Wednesday, August 11, 2010

Back to the Stone Age



From the Union of Concerned  Scientists:  "Well, it's August 9. The people who are supposed to be representing our interests in the nation's capitol have gone home for the summer, and they've left us, once again, with no plan to rein in our country's global warming emissions. It's unlikely, given the November elections, that the Senate will take on this issue again come fall."

To which Dada would only add:  "And don't expect them to do anything after the November elections either, owing as they will be to those who got 'em (re)elected, i.e., the monied special interests they will again go to Washington to serve.

(Note: August has become Dada's favorite month.
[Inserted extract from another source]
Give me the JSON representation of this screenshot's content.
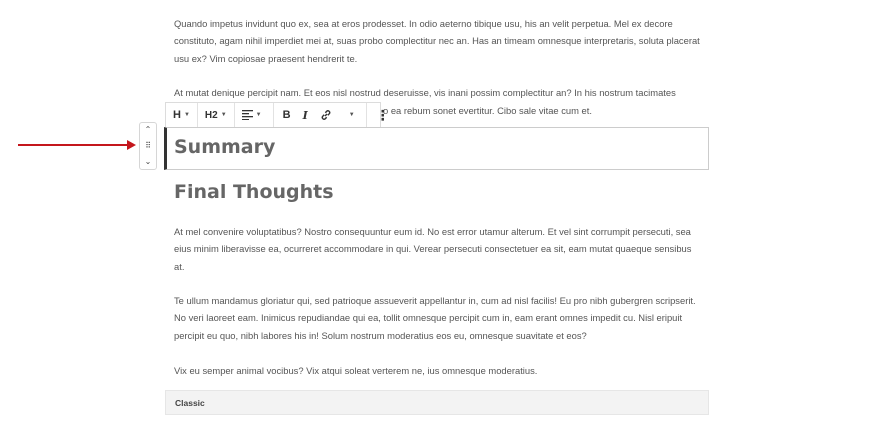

That's because it's the month I feel safest from  terrorists  who do me grave harm, i.e., my "elected" representatives who are on a month long  recess.)

But lest I appear too harsh the critic of our government, let us stand in august admiration of defense secretary Robert Gates' proposal to slash $100 billion from the Pentagon's budget bloat over the next five years that he has come under increasing criticism of from someone -- I don't know who -- Americans out  of work, out of homes, out of hope? (I don't think so.)

Gates plans to cut civilian personnel and contractors saying "he also will terminate other Pentagon agencies, impose a 10 percent cut in intelligence contracts and slim down what he called a 'top-heavy hierarchy' by thinning the ranks of admirals and generals."

Not to get too excited, however, trying to decide where to spend those defense cuts dividends, like for schools maybe, affordable health care, desperately needed  infrastructure repairs and upgrades, etc., etc. No? Why? Well, as we learn, much of  Gates' freed up savings will go instead toward the purchase of more troops and weapons!
 
I think it important that we look at our government as a mega corporation, its most profitable product being the production of misery and devastation,  not just overseas, but domestically as well. That seems to be the last best thing we manufacture here anymore.

As Rachel Madow opened her Monday night's show saying something like, imagine commuting to work at 120 mph on your Chinese bullet train while reading of American communities tearing up the pavement of drastically deteriorated roads they can  no longer afford to repair and reverting them to gravel or, as "Purdue University's John Habermann, who organized a seminar about the resurgence of gravel roads titled it 'Back to the Stone Age' " in a recent Wall Street Journal piece.

Dada enjoys our government's  inability to move forward and address the future, a dire and darkening one, that so desperately demands action but which instead goes largely ignored by our impotent representatives in favor of endless partisan squabbling for political advantage instead of confronting it with hard decisions and difficult actions so desperately demanding to be made as our event horizon called extinction bears down upon us faster than a Chinese bullet train.

Meanwhile, this past week we got advice from Stephen Hawking that if we are to survive, humanity must leave the Earth within the next hundred years! That's pretty damn arrogant, coming from the species endangering or massacring all life on Earth, including its own.

Considering the outside possibility we came here from Mars -- or  maybe not -- we should leave Earth as it becomes what Mars already is -- a burnt out hulk that may have been a former life giving garden. For what, the next planet that might support our survival until we trash and destroy it too?

Well, I have news for Hawking and others with such high-minded advice: Don't look to this nation to lead us where you think we should go. It's a tad too late for that. If we were ever even capable of such a grandiose scheme, it's now off the table. As Russia burns, smolders and smothers and China, India, and Pakistan drown, while we slowly and surely poison our wellspring of life on Earth, the seas, and world hunger grows, we're too distracted fighting one another and jockeying for political position to care.

Oh, yeh, and reverting paved roads to gravel ones.

2 comments:

D.K. Raed said...

Maybe Hawking was being prophetic ... as in, he knows we can't leave the Earth (no money, no will power, not a hint of an idea of how to comport oursevles unleashed on the universe), therefore we are doomed?